Prep 10 mins
Cook 10 mins
My husband hates fish. Wouldn't eat it to save his life. But I tried something a little different. The spices hide the fishy flavor very well. The sauce of this recipe came from one of my Pampered chef recipes for a chicken salad. It has great flavor and goes very well with this fish.
- 4 flounder fillets
- 44.37 ml jamaican jerk rub
- 29.58 ml vegetable oil
- 118.29 ml whole wheat flour
- 158.51 ml reduced-fat mayonnaise (not miracle whip)
- 4 limes
- 59.16 ml mango preserves
- 8-10 fresh basil leaves
- In a large nonstick skillet, preheat oil over medium heat.
- Coat fish evenly with Jamaican Rub.
- Dredge fillets in the flour.
- Place fish in skillet, cooking 5 minutes on each side, to get a nice crust on the fish.
- For the sauce, combine mango preserves and mayo in a mixing bowl.
- Zest 3 of the 4 limes into the mixture.
- Juice all the limes and combine into the mixture. Stirring well.
- Chop basil into thin strips. Combine to mixture.

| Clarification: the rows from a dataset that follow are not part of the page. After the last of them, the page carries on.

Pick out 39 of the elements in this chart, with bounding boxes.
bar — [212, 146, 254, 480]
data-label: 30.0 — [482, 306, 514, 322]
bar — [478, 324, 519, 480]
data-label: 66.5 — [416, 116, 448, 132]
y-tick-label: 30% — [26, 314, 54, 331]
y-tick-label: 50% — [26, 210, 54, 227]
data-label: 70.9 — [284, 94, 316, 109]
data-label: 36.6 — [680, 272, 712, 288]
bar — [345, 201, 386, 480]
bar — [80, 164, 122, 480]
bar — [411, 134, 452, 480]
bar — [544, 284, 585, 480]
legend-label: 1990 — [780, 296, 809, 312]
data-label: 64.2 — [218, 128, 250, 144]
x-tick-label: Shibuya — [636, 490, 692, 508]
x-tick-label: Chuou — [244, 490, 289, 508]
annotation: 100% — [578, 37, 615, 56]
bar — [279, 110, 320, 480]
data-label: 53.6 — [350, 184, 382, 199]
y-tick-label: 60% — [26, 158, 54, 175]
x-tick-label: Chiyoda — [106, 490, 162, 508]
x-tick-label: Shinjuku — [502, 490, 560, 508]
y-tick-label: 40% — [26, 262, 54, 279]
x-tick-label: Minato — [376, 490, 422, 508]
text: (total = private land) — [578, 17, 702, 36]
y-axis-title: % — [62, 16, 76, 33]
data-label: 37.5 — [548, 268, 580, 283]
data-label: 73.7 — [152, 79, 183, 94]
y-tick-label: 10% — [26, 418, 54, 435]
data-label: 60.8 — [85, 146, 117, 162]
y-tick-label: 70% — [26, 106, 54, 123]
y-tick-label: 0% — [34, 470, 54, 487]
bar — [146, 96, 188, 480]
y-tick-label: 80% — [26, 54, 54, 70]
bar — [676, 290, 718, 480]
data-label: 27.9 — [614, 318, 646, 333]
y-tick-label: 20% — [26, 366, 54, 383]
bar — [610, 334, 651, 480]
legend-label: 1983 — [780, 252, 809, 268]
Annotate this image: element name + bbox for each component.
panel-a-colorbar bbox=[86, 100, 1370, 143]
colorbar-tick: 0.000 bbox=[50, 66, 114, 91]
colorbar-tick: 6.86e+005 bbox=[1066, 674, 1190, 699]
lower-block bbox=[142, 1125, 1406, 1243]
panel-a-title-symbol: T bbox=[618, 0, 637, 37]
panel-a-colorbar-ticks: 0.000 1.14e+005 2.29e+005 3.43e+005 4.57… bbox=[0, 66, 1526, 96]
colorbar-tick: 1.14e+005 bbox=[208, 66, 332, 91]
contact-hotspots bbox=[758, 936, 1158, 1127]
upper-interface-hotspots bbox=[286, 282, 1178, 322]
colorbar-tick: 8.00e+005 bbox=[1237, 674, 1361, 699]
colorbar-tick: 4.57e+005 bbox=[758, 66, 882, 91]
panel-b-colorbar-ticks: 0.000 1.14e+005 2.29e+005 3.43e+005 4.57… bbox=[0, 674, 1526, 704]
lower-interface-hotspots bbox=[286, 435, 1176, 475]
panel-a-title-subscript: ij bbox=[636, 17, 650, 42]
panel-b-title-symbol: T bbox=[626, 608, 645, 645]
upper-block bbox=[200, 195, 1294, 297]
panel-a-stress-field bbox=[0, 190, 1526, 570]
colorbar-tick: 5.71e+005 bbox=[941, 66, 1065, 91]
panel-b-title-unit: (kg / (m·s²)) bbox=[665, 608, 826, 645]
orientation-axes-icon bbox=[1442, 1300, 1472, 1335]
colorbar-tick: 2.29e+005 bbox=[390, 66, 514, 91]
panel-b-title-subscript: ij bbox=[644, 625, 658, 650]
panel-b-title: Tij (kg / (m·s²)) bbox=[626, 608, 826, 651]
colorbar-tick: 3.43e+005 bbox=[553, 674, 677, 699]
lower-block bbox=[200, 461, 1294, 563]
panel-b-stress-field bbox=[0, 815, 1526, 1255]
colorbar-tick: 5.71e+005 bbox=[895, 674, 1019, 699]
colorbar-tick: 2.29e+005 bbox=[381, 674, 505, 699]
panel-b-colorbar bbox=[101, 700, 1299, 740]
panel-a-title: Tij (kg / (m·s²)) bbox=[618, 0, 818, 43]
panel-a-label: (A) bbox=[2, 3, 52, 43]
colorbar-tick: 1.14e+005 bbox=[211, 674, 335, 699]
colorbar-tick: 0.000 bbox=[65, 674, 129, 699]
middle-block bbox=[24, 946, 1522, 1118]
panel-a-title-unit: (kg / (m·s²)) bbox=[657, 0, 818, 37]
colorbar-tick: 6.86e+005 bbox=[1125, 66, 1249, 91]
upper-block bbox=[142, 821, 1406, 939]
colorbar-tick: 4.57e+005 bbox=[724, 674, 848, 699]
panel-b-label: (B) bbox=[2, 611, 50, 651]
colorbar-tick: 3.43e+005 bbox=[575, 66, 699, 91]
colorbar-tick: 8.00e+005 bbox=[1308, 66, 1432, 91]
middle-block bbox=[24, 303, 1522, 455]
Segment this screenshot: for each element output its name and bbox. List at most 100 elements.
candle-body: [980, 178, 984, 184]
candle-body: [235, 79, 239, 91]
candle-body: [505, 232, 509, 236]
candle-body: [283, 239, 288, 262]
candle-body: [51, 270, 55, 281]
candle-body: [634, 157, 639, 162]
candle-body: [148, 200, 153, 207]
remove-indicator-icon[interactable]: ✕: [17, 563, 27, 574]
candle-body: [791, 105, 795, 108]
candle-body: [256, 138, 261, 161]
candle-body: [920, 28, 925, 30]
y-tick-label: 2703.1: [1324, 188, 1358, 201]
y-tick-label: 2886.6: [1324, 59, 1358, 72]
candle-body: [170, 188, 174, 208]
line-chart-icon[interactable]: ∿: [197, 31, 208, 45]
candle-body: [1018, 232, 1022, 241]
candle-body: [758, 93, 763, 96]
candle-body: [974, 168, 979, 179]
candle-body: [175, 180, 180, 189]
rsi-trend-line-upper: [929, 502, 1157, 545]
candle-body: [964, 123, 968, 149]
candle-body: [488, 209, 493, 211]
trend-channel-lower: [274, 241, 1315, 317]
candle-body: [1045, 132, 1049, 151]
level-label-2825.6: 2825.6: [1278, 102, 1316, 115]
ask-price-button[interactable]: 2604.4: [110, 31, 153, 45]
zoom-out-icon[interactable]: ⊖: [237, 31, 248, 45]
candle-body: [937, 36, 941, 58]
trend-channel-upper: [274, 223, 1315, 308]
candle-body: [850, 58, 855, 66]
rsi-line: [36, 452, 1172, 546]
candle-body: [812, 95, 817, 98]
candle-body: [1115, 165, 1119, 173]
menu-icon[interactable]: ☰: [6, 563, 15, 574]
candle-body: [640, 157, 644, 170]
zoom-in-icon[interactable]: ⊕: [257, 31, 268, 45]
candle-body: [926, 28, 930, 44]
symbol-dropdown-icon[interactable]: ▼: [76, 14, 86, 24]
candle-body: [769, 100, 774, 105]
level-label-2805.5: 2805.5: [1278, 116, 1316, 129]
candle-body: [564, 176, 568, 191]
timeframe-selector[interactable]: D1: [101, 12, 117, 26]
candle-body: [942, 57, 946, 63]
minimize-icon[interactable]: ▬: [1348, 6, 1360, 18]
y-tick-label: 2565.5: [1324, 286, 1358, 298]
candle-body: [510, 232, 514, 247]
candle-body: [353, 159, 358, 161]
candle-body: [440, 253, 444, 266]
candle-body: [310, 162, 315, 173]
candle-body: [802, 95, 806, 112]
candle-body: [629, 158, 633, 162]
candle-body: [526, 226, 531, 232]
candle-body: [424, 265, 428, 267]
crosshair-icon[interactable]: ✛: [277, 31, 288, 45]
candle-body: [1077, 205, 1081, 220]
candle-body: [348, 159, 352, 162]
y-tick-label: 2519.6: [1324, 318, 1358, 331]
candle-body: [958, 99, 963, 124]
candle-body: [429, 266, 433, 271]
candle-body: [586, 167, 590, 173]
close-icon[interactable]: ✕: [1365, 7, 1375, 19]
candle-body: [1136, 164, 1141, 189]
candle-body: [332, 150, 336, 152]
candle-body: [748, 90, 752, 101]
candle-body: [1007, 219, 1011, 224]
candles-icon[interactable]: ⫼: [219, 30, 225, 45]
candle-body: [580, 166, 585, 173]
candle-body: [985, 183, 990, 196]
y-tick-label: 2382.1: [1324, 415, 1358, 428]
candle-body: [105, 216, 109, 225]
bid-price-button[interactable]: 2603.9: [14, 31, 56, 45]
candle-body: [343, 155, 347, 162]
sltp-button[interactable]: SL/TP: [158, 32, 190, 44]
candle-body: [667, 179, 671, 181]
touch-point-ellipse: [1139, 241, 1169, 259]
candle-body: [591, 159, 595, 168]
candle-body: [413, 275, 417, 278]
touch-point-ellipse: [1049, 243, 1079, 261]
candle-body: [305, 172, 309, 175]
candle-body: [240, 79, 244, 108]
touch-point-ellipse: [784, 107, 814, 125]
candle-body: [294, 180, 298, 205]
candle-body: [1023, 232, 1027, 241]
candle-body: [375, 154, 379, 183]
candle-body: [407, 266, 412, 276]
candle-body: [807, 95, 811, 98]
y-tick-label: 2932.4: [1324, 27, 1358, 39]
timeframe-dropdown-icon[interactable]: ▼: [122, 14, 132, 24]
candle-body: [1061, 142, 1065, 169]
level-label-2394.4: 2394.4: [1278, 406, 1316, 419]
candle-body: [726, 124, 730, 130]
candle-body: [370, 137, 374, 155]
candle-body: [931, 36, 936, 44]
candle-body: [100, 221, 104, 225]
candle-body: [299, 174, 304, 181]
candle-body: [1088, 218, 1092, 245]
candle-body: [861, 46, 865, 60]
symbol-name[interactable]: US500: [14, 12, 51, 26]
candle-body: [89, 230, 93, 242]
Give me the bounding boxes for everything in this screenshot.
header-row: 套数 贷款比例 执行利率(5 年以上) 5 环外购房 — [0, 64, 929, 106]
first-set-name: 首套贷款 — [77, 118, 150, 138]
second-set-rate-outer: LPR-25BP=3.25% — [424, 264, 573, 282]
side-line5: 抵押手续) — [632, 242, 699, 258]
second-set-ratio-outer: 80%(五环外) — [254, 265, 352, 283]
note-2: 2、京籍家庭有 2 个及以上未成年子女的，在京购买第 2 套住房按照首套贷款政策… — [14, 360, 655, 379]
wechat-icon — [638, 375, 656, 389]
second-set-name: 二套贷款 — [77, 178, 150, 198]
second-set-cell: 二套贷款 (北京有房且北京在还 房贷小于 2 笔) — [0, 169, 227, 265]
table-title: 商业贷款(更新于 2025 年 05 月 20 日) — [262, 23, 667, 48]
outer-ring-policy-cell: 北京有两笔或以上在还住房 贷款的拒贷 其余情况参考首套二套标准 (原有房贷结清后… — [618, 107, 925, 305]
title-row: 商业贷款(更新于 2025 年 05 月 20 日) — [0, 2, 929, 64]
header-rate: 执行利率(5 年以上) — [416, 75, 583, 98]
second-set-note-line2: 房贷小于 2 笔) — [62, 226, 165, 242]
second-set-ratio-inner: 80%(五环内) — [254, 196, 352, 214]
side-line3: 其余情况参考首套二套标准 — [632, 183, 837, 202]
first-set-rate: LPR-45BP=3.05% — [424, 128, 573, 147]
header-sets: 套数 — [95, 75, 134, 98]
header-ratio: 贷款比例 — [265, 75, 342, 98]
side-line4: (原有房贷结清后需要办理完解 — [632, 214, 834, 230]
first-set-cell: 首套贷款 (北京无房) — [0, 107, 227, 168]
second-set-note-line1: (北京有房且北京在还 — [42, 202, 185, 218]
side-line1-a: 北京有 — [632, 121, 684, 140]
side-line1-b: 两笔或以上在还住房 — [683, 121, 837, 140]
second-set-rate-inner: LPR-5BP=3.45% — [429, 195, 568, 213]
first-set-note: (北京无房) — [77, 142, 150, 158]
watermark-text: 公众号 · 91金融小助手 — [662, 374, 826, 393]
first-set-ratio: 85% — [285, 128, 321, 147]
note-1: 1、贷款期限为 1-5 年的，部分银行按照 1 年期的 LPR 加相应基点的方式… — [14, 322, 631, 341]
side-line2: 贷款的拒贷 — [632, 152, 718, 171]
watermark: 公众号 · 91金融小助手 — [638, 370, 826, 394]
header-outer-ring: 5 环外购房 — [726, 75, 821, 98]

- Spoon over hot fish and enjoy!
One word ...... FANTASTIC! Loved the fish rubbed, then dredged in flour. Made for a crispy, tasty fish. The sauce was good enough to eat with a spoon..... oh, wait, I did! Made sure to leave some to enhance the fish, though. Thnx for sharing your recipe, racegurl177. Made for PAC Fall 2009.